Cela fait plus de 6 ans que je travaille pour des sociétés américaines, je me suis toujours demandé pourquoi les Sales américains faisaient en moyenne 3 fois plus de chiffres d’affaires que les Sales en France. Je me suis d’abord dit que c’était dû à la taille du pays et son économie gigantesque (même s'il est vrai que le fait d'avoir dans un rayon de 20km le siège monde de Facebook, Linkedin, Salesforce «and co» peut aider le business…) et puis j’ai finalement demandé à mon PDG de m’envoyer quelques semaines sur place pour comprendre le phénomène.

J’ai donc eu l’opportunité de suivre nos équipes Sales basées en Californie et au Texas pendant plus de trois semaines.
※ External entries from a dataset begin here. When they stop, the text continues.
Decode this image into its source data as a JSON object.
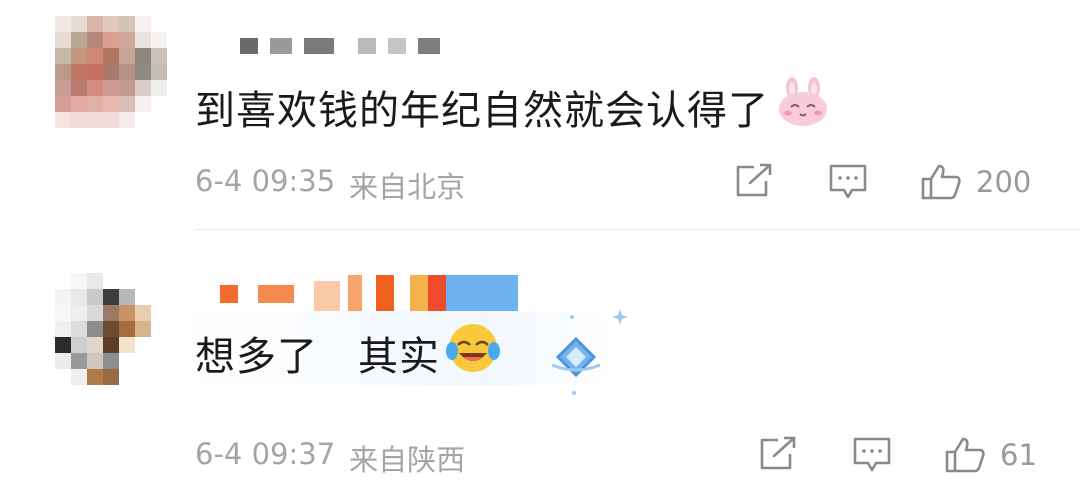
{
  "comments": [
    {
      "text": "到喜欢钱的年纪自然就会认得了",
      "emoji_icon": "bunny-face-emoji",
      "date": "6-4 09:35",
      "location": "来自北京",
      "likes": "200"
    },
    {
      "text_part1": "想多了",
      "text_part2": "其实",
      "emoji_icon": "laughing-crying-emoji",
      "badge_icon": "blue-diamond-badge",
      "date": "6-4 09:37",
      "location": "来自陕西",
      "likes": "61"
    }
  ],
  "colors": {
    "text": "#1a1a1a",
    "meta": "#a5a5a5",
    "icon": "#8a8a8a",
    "divider": "#e9e9e9"
  }
}
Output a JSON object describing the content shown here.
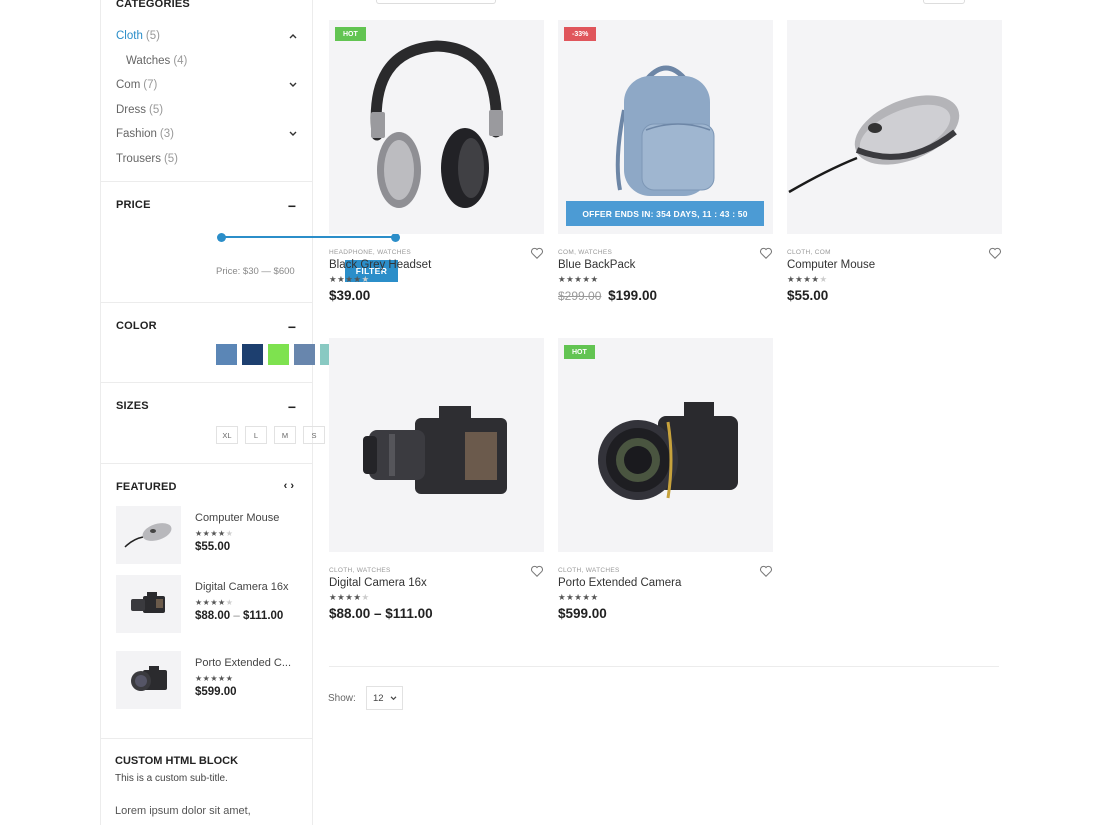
{
  "sidebar": {
    "categories": {
      "title": "CATEGORIES",
      "items": [
        {
          "name": "Cloth",
          "count": "(5)",
          "active": true,
          "chevron": "up"
        },
        {
          "name": "Watches",
          "count": "(4)",
          "sub": true
        },
        {
          "name": "Com",
          "count": "(7)",
          "chevron": "down"
        },
        {
          "name": "Dress",
          "count": "(5)"
        },
        {
          "name": "Fashion",
          "count": "(3)",
          "chevron": "down"
        },
        {
          "name": "Trousers",
          "count": "(5)"
        }
      ]
    },
    "price": {
      "title": "PRICE",
      "label": "Price: $30 — $600",
      "filter_label": "FILTER"
    },
    "color": {
      "title": "COLOR",
      "swatches": [
        "#5b86b6",
        "#1d3f6f",
        "#7ee24f",
        "#6886ad",
        "#89c9c2",
        "#a45a68"
      ]
    },
    "sizes": {
      "title": "SIZES",
      "items": [
        "XL",
        "L",
        "M",
        "S"
      ]
    },
    "featured": {
      "title": "FEATURED",
      "items": [
        {
          "name": "Computer Mouse",
          "price": "$55.00",
          "rating": 4,
          "icon": "mouse-icon"
        },
        {
          "name": "Digital Camera 16x",
          "price_low": "$88.00",
          "price_sep": "–",
          "price_high": "$111.00",
          "rating": 4,
          "icon": "camera-icon"
        },
        {
          "name": "Porto Extended C...",
          "price": "$599.00",
          "rating": 5,
          "icon": "camera-icon"
        }
      ]
    },
    "custom": {
      "title": "CUSTOM HTML BLOCK",
      "subtitle": "This is a custom sub-title.",
      "body": "Lorem ipsum dolor sit amet,"
    }
  },
  "products": [
    {
      "badge": "HOT",
      "badge_type": "hot",
      "cats": "HEADPHONE, WATCHES",
      "name": "Black Grey Headset",
      "rating": 4,
      "price": "$39.00",
      "image": "headphones-icon"
    },
    {
      "badge": "-33%",
      "badge_type": "sale",
      "cats": "COM, WATCHES",
      "name": "Blue BackPack",
      "rating": 5,
      "old_price": "$299.00",
      "price": "$199.00",
      "offer": "OFFER ENDS IN: 354 DAYS, 11 : 43 : 50",
      "image": "backpack-icon"
    },
    {
      "cats": "CLOTH, COM",
      "name": "Computer Mouse",
      "rating": 4,
      "price": "$55.00",
      "image": "mouse-icon"
    },
    {
      "cats": "CLOTH, WATCHES",
      "name": "Digital Camera 16x",
      "rating": 4,
      "price": "$88.00 – $111.00",
      "image": "camera-icon"
    },
    {
      "badge": "HOT",
      "badge_type": "hot",
      "cats": "CLOTH, WATCHES",
      "name": "Porto Extended Camera",
      "rating": 5,
      "price": "$599.00",
      "image": "camera-icon"
    }
  ],
  "pagination": {
    "show_label": "Show:",
    "per_page": "12"
  }
}
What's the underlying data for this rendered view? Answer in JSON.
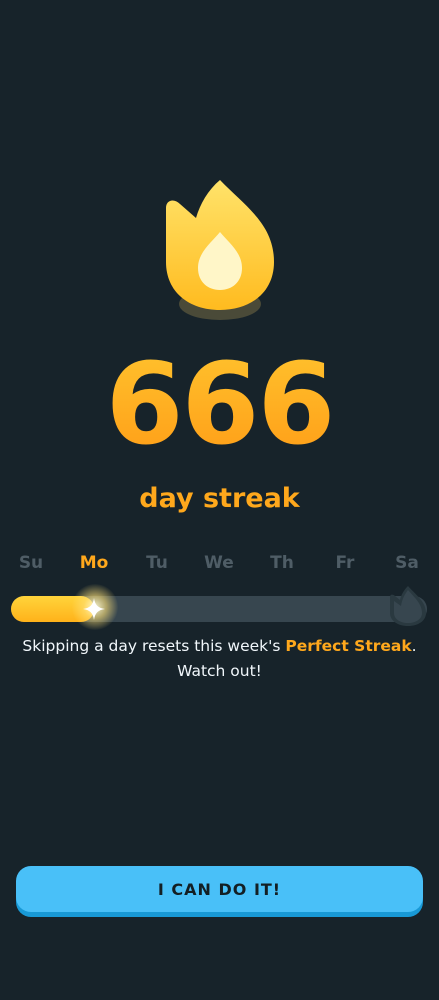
{
  "streak": {
    "count": "666",
    "label": "day streak"
  },
  "week": {
    "days": [
      {
        "abbr": "Su",
        "active": false
      },
      {
        "abbr": "Mo",
        "active": true
      },
      {
        "abbr": "Tu",
        "active": false
      },
      {
        "abbr": "We",
        "active": false
      },
      {
        "abbr": "Th",
        "active": false
      },
      {
        "abbr": "Fr",
        "active": false
      },
      {
        "abbr": "Sa",
        "active": false
      }
    ],
    "progress_fraction": 0.2
  },
  "message": {
    "prefix": "Skipping a day resets this week's ",
    "highlight": "Perfect Streak",
    "suffix": ". Watch out!"
  },
  "cta": {
    "label": "I CAN DO IT!"
  },
  "colors": {
    "background": "#17232a",
    "accent_orange": "#ffa81c",
    "button_blue": "#49c0f8",
    "track": "#37464f"
  },
  "icons": [
    "flame-icon",
    "sparkle-icon",
    "flame-outline-icon"
  ]
}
L’objectif était de capturer des bonnes pratiques, échanger sur leurs enjeux et surtout, dresser un bilan concret des différences entre le sales «Made in France» et celui «Made in America». Cet article n’a pas pour but de faire du «French Bashing» ou l'éloge des Américains mais d’apporter quelques pistes de réflexions…

Je ne veux voir personne au bureau: En discutant avec notre VP West US, j’ai très vite compris que faire «acte de présence» au bureau ne faisait pas partie des coutumes locales. Le rapport présence au bureau / productivité est complètement inversé dans les mentalités américaines. Le Sales doit passer son temps avec ses clients et partenaires afin de faire vivre les collaborations. Le «Work from Home», qui est encore trop souvent perçu en France comme une menace, devient un véritable équilibre entre la vie pro et perso aux US… le bureau devient donc uniquement un point de passage administratif.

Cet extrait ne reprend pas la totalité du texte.